Samsung just announced a new kind of storage solution for mobile devices called UFS 4.0. It’s the latest version of the Universal Flash Storage standard.
The new version comes two years after UFS 3.1’s release, and will likely improve the overall speed and performance of upcoming phones and tablets. Before we look at its advantages over the previous versions, let’s run through some basics.
Universal Flash Storage (UFS) is a type of flash storage designed for mobile devices. Its specifications are maintained by the Joint Electron Device Engineering Council (JEDEC), an independent industry body.
The protocol was introduced to replace the old embedded MMC (eMMC) standard — used in phones primarily until 2016 — for better speed and performance.
UFS can perform read and write operations simultaneously, which wasn’t the case for eMMC type storage solutions. It also increased the power efficiency of devices, helping in making batteries last longer.
If you buy a modern Android phone and check its specs, you’ll find something like UFS mentioned written in the internal memory section. The higher the version, the better the phone’s performance in writing and reading files stored on the device.
How’s UFS 4.0 better?
Currently, UFS 3.1 is the latest standard you can get in gadgets. Many phones, including the latest OnePlus 10 Pro, Xiaomi 12 Pro, and Samsung Galaxy S22 series, use the USF 3.1 storage for their internal memory.
The new UFS 4.0 will bring a lot of improvements:
- It offers a speed of up to 23.2Gbits/sec per lane, twice more than UFS 3.1’s 11.6Gbits /sec per lane speed.
- Sequential read speed of 4,200MB/sec (vs 2,100MB/sec of UFS 3.1).
- Sequential write speed of 2,800MB/sec (vs 1,200MB/sec of UFS 3.1).
- Improved power efficiency with 6.0MB/sec per mA (46% better than UFS 3.1).

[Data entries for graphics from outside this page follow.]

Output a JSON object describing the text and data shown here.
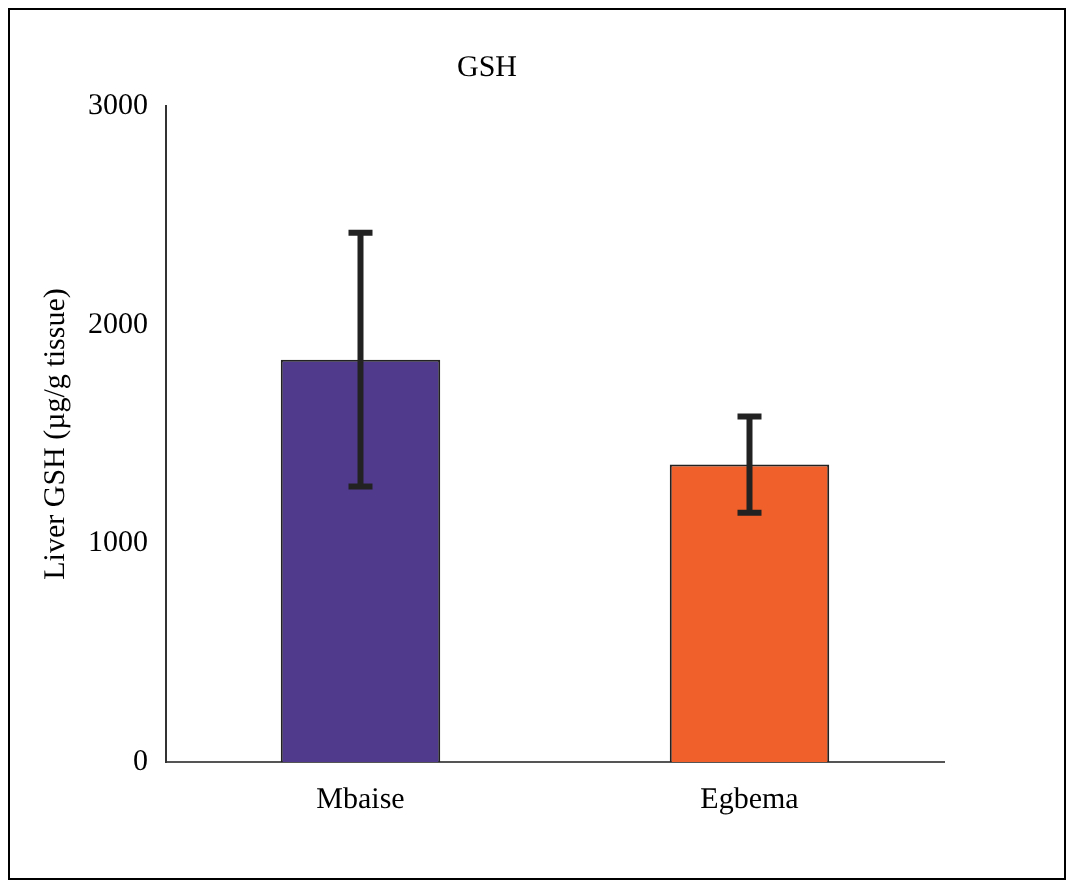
{
  "chart_data": {
    "type": "bar",
    "title": "GSH",
    "ylabel": "Liver GSH (µg/g tissue)",
    "categories": [
      "Mbaise",
      "Egbema"
    ],
    "values": [
      1840,
      1360
    ],
    "colors": [
      "#4f3a8c",
      "#f0602a"
    ],
    "errors": [
      580,
      220
    ],
    "ylim": [
      0,
      3000
    ],
    "yticks": [
      0,
      1000,
      2000,
      3000
    ],
    "grid": false,
    "legend": false
  }
}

All these improvements will likely result in your next phone booting up faster, launching apps more quickly, switching between apps, and faster data processing within apps and games.

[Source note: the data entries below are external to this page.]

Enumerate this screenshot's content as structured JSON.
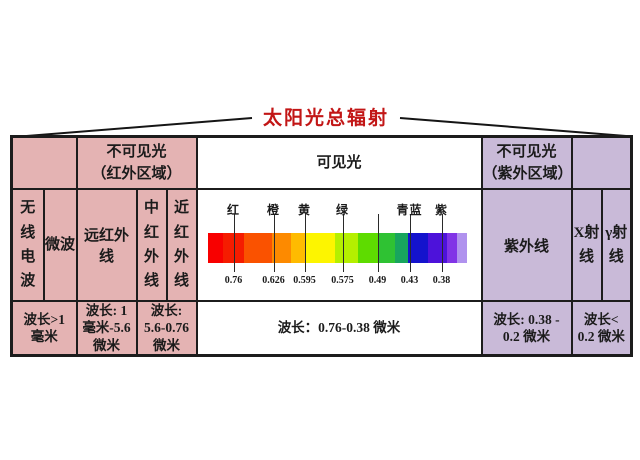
{
  "title": "太阳光总辐射",
  "table": {
    "header": {
      "left_empty": "",
      "infrared": [
        "不可见光",
        "（红外区域）"
      ],
      "visible": "可见光",
      "ultraviolet": [
        "不可见光",
        "（紫外区域）"
      ],
      "right_empty": ""
    },
    "bands": {
      "radio": "无线电波",
      "microwave": "微波",
      "far_infrared": [
        "远红外",
        "线"
      ],
      "mid_infrared": "中红外线",
      "near_infrared": "近红外线",
      "ultraviolet": "紫外线",
      "xray": "X射线",
      "gamma": "γ射线"
    },
    "wavelengths": {
      "radio": [
        "波长>1",
        "毫米"
      ],
      "far_infrared": [
        "波长: 1",
        "毫米-5.6",
        "微米"
      ],
      "mid_near_infrared": [
        "波长:",
        "5.6-0.76",
        "微米"
      ],
      "visible": "波长：0.76-0.38 微米",
      "ultraviolet": [
        "波长: 0.38 -",
        "0.2 微米"
      ],
      "xray_gamma": [
        "波长<",
        "0.2 微米"
      ]
    }
  },
  "spectrum": {
    "color_labels": [
      "红",
      "橙",
      "黄",
      "绿",
      "青蓝",
      "紫"
    ],
    "tick_values": [
      "0.76",
      "0.626",
      "0.595",
      "0.575",
      "0.49",
      "0.43",
      "0.38"
    ],
    "blocks": [
      {
        "color": "#f80000",
        "w": 6
      },
      {
        "color": "#f51c00",
        "w": 8
      },
      {
        "color": "#fa5200",
        "w": 11
      },
      {
        "color": "#fd8a00",
        "w": 7
      },
      {
        "color": "#ffbb00",
        "w": 6
      },
      {
        "color": "#fdf500",
        "w": 11
      },
      {
        "color": "#b5ef00",
        "w": 9
      },
      {
        "color": "#5edc00",
        "w": 8
      },
      {
        "color": "#2fc233",
        "w": 6
      },
      {
        "color": "#18a55e",
        "w": 5
      },
      {
        "color": "#1413cd",
        "w": 8
      },
      {
        "color": "#4d12da",
        "w": 7
      },
      {
        "color": "#8134e6",
        "w": 4
      },
      {
        "color": "#b092ee",
        "w": 4
      }
    ]
  },
  "colors": {
    "pink": "#e4b3b3",
    "purple": "#c9bad8",
    "titlered": "#c21616",
    "border": "#1c1c1c"
  }
}
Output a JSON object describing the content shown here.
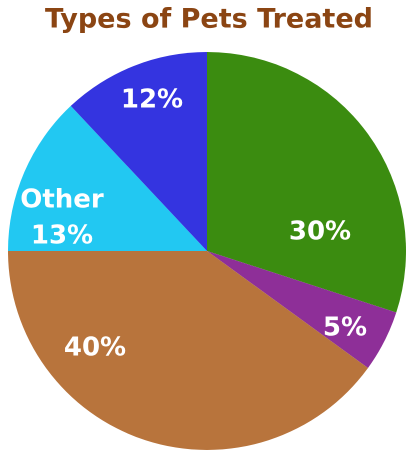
{
  "chart_data": {
    "type": "pie",
    "title": "Types of Pets Treated",
    "categories": [
      null,
      null,
      null,
      "Other",
      null
    ],
    "values": [
      30,
      5,
      40,
      13,
      12
    ],
    "value_labels": [
      "30%",
      "5%",
      "40%",
      "13%",
      "12%"
    ],
    "colors": [
      "#3b8c10",
      "#8e2f98",
      "#b8743c",
      "#22c8f2",
      "#3434e0"
    ],
    "start_angle": 0,
    "direction": "clockwise"
  }
}
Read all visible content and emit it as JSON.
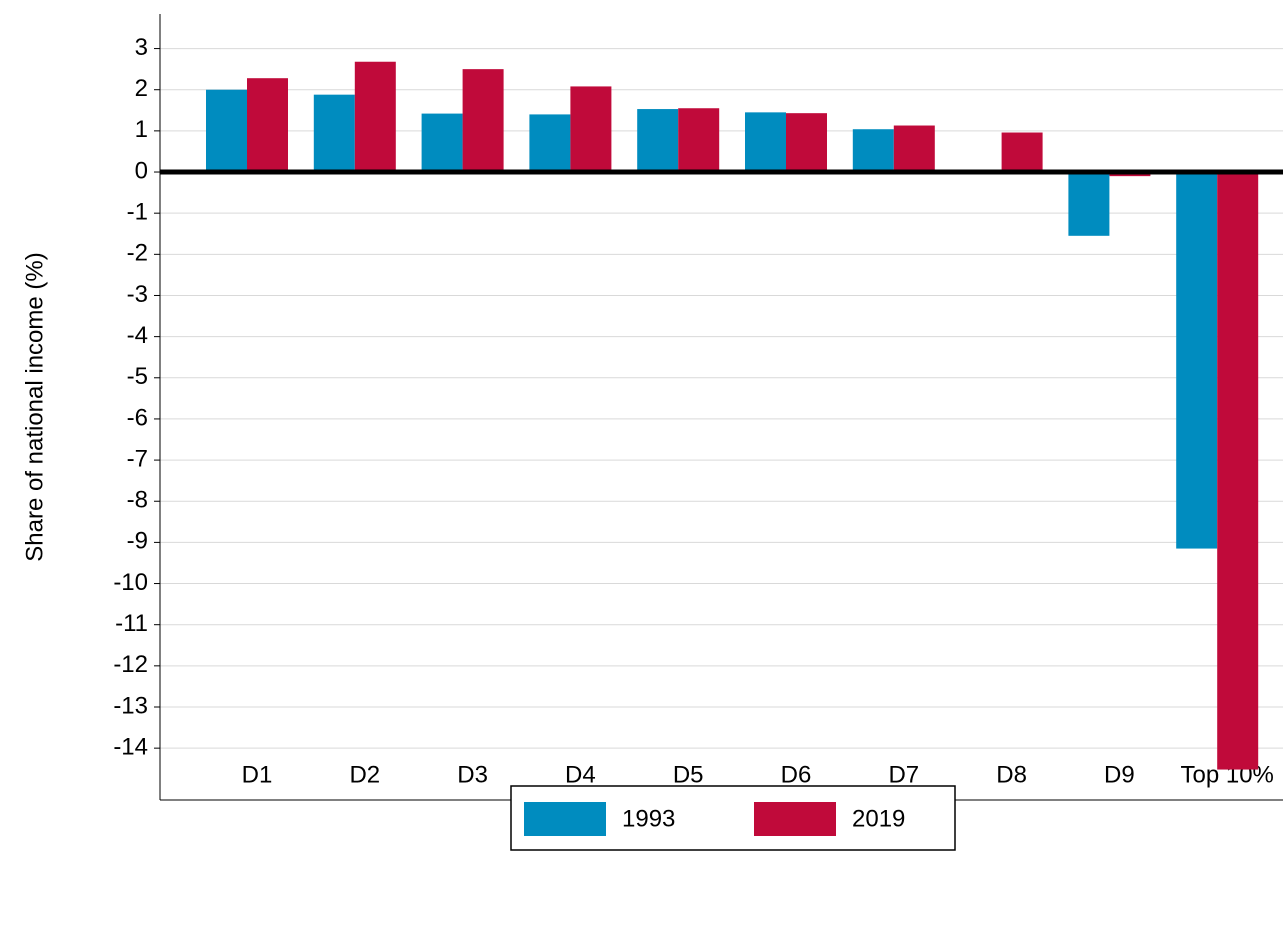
{
  "chart_data": {
    "type": "bar",
    "y_label": "Share of national income (%)",
    "categories": [
      "D1",
      "D2",
      "D3",
      "D4",
      "D5",
      "D6",
      "D7",
      "D8",
      "D9",
      "Top 10%"
    ],
    "series": [
      {
        "name": "1993",
        "color": "#008cbf",
        "values": [
          2.0,
          1.88,
          1.42,
          1.4,
          1.53,
          1.45,
          1.04,
          0.05,
          -1.55,
          -9.15
        ]
      },
      {
        "name": "2019",
        "color": "#c00a3a",
        "values": [
          2.28,
          2.68,
          2.5,
          2.08,
          1.55,
          1.43,
          1.13,
          0.96,
          -0.1,
          -14.52
        ]
      }
    ],
    "ylim": [
      -15.26,
      3.84
    ],
    "yticks": [
      3,
      2,
      1,
      0,
      -1,
      -2,
      -3,
      -4,
      -5,
      -6,
      -7,
      -8,
      -9,
      -10,
      -11,
      -12,
      -13,
      -14
    ],
    "grid": true,
    "legend": "bottom"
  }
}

Samsung said the maximum dimension of a UFS 4.0 chip will be 11mm x 13mm x 1mm and it’ll come in various storage capacities up to 1TB.
Currently, Samsung offers 1TB UFS storage only with UFS 3.0, and chip size of 11.5 x 13 x 1.25 mm. The company’s website didn’t mention any UFS 3.1 type chip with 1TB storage.

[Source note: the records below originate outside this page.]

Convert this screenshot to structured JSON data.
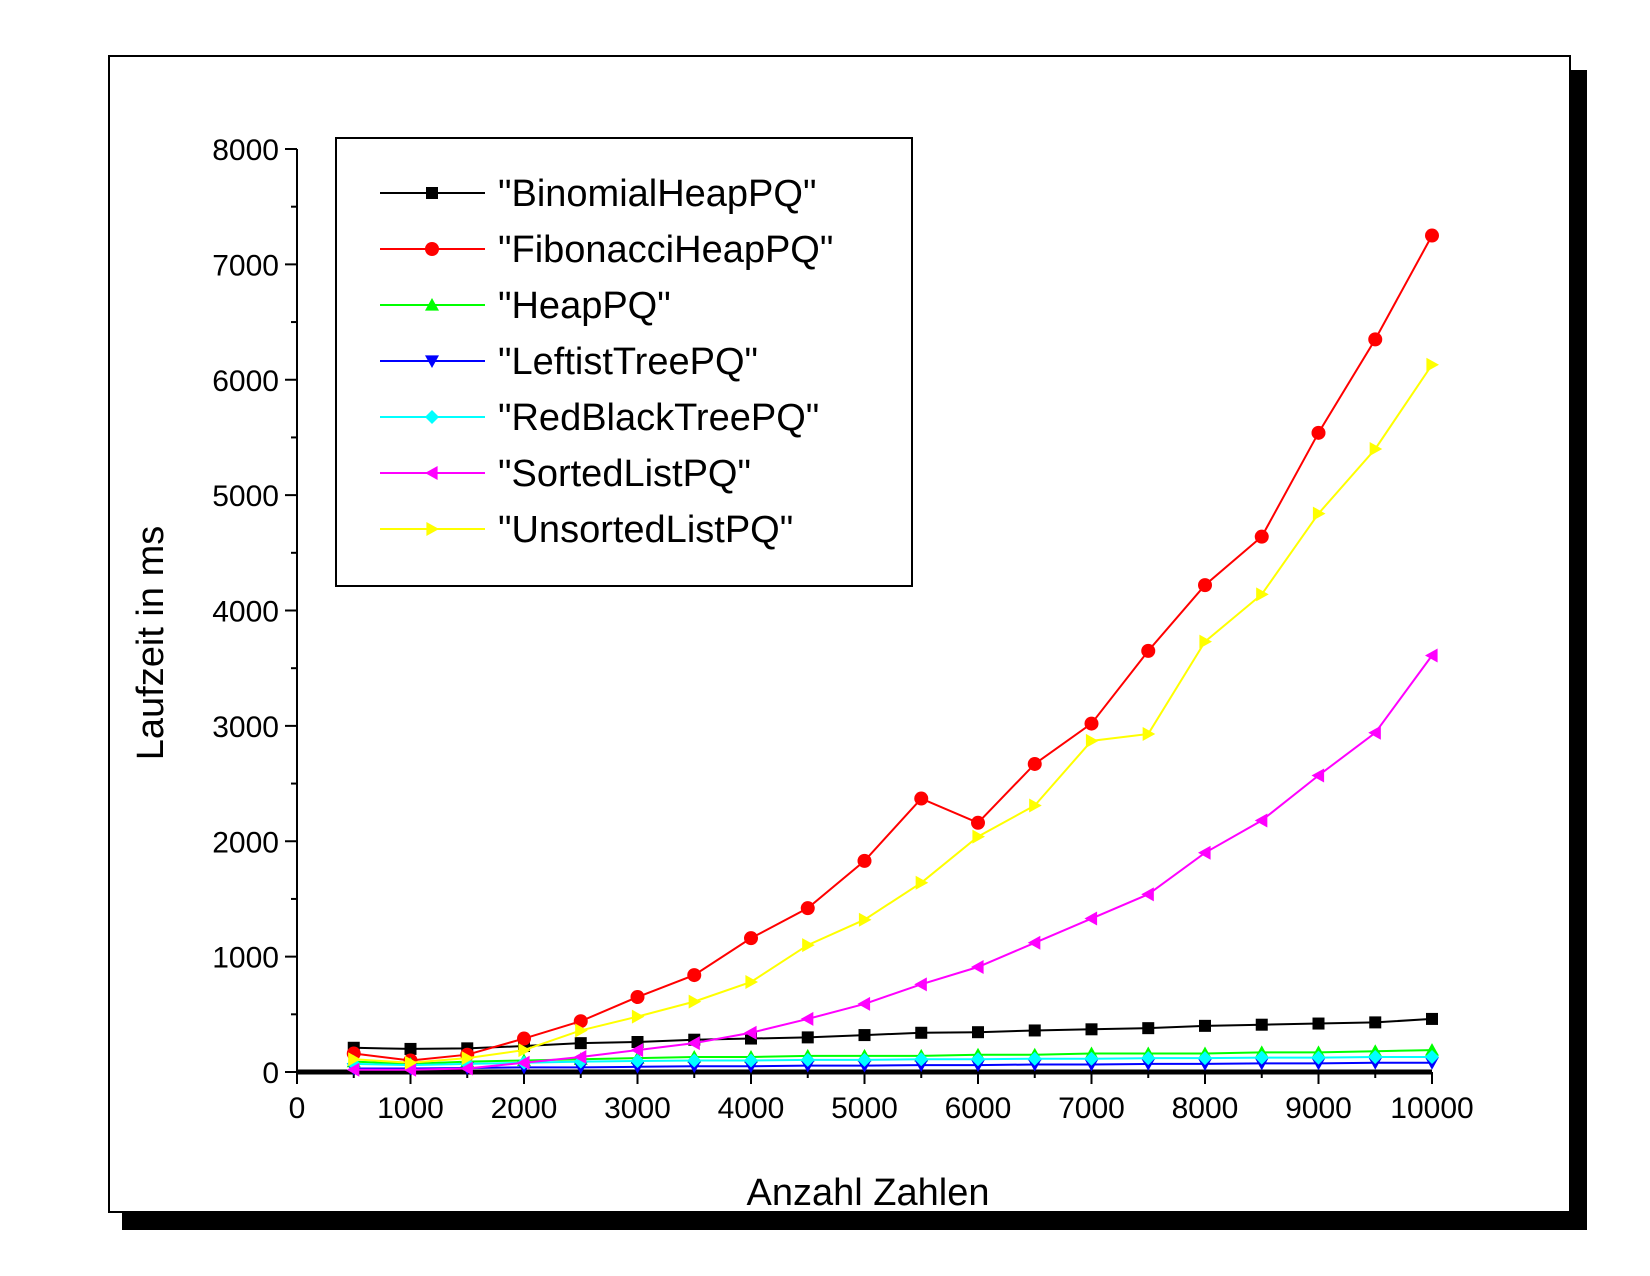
{
  "chart_data": {
    "type": "line",
    "title": "",
    "xlabel": "Anzahl Zahlen",
    "ylabel": "Laufzeit in ms",
    "xlim": [
      0,
      10000
    ],
    "ylim": [
      0,
      8000
    ],
    "x_ticks": [
      "0",
      "1000",
      "2000",
      "3000",
      "4000",
      "5000",
      "6000",
      "7000",
      "8000",
      "9000",
      "10000"
    ],
    "y_ticks": [
      "0",
      "1000",
      "2000",
      "3000",
      "4000",
      "5000",
      "6000",
      "7000",
      "8000"
    ],
    "legend_position": "top-left",
    "grid": false,
    "x": [
      500,
      1000,
      1500,
      2000,
      2500,
      3000,
      3500,
      4000,
      4500,
      5000,
      5500,
      6000,
      6500,
      7000,
      7500,
      8000,
      8500,
      9000,
      9500,
      10000
    ],
    "series": [
      {
        "name": "\"BinomialHeapPQ\"",
        "color": "#000000",
        "marker": "square",
        "values": [
          210,
          200,
          205,
          225,
          250,
          260,
          280,
          290,
          300,
          320,
          340,
          345,
          360,
          370,
          380,
          400,
          410,
          420,
          430,
          460
        ]
      },
      {
        "name": "\"FibonacciHeapPQ\"",
        "color": "#ff0000",
        "marker": "circle",
        "values": [
          160,
          100,
          150,
          290,
          440,
          650,
          840,
          1160,
          1420,
          1830,
          2370,
          2160,
          2670,
          3020,
          3650,
          4220,
          4640,
          5540,
          6350,
          7250
        ]
      },
      {
        "name": "\"HeapPQ\"",
        "color": "#00ff00",
        "marker": "triangle-up",
        "values": [
          90,
          70,
          90,
          100,
          110,
          120,
          130,
          130,
          140,
          140,
          140,
          150,
          150,
          160,
          160,
          160,
          170,
          170,
          180,
          190
        ]
      },
      {
        "name": "\"LeftistTreePQ\"",
        "color": "#0000ff",
        "marker": "triangle-down",
        "values": [
          30,
          30,
          35,
          40,
          40,
          45,
          50,
          50,
          55,
          55,
          60,
          60,
          65,
          65,
          70,
          70,
          75,
          75,
          80,
          80
        ]
      },
      {
        "name": "\"RedBlackTreePQ\"",
        "color": "#00ffff",
        "marker": "diamond",
        "values": [
          70,
          60,
          70,
          80,
          90,
          95,
          100,
          100,
          105,
          105,
          110,
          110,
          115,
          115,
          120,
          120,
          125,
          125,
          130,
          130
        ]
      },
      {
        "name": "\"SortedListPQ\"",
        "color": "#ff00ff",
        "marker": "triangle-left",
        "values": [
          20,
          20,
          30,
          80,
          130,
          190,
          250,
          340,
          460,
          590,
          760,
          910,
          1120,
          1330,
          1540,
          1900,
          2180,
          2570,
          2940,
          3610
        ]
      },
      {
        "name": "\"UnsortedListPQ\"",
        "color": "#ffff00",
        "marker": "triangle-right",
        "values": [
          110,
          80,
          120,
          190,
          360,
          480,
          610,
          780,
          1100,
          1320,
          1640,
          2040,
          2310,
          2870,
          2930,
          3730,
          4140,
          4840,
          5400,
          6130
        ]
      }
    ]
  }
}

This doesn’t seem like a huge difference, but it’s important to understand that while designing phones a few extra nanometers can allow designers to fit in more components and features. So smaller the chip, the sleeker the phone.
When will we see devices powered by this new tech?
Samsung said that it plans to begin mass production of UFS 4.0 chips by the third quarter of this year. So it’s likely that we’ll see phones powered by it by the end of this year or early next year.
I’m excited to see what performance improvement UFS 4.0 can bring to Android phones, and how it will compare to iPhone’s NVMe type storage.